Bringing a new Ewing into the world has already been expensive in terms of work and time in the form of renovations, kid gear, and some kind of French “gliding chair” that I will “need”; not to mention a walking science experiment for a wife, and untold amounts of weird stretchy clothes (for her). That's plenty of work on behalf of a person I'm not even sure I like yet....

Early on, I suggested that all the “decorating” work seemed a bit much for an entity whose eyes won't even focus until late 2013: (maybe longer if there's a wonky-eye situation). That input has been largely ignored.

I can only hope he is very, very good at fishing or handing me tools, or capitalist philosophy, or impersonations; because I can always use a travel partner with those skills.

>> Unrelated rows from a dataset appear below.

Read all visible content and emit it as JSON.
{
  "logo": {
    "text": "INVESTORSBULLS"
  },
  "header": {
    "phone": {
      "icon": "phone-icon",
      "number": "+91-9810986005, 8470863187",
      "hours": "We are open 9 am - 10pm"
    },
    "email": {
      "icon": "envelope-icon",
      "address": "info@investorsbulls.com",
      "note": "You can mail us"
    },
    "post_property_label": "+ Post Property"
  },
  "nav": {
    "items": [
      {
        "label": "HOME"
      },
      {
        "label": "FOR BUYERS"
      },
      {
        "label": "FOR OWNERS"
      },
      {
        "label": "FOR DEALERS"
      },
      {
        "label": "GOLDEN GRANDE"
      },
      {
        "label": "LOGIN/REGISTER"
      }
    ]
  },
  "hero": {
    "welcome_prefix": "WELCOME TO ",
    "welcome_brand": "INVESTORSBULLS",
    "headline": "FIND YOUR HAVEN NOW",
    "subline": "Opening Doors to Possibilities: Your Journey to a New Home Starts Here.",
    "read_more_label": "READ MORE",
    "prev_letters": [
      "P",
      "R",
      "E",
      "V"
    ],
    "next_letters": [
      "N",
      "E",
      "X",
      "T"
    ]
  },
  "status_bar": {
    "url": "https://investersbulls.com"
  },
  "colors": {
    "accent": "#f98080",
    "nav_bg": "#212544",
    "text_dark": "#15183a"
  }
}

I contributed a Hartmann’s Mountain Zebra skin for the nursery floor - a huge victory; but he only fits the room with his head under a couch - so instead of a regal creature adorning my manly child-room, I have what appears to be a very flat, striped horse attempting to hide under a wicker daybed, and the start of an ulcer. That’s where your mind bleeds, right?

All the preparations aside, the very upsetting thing about what's coming is this: to really warp a kid all you have to do is say the wrong thing at just the right time. 

.....Until now I'd considered that my best skill.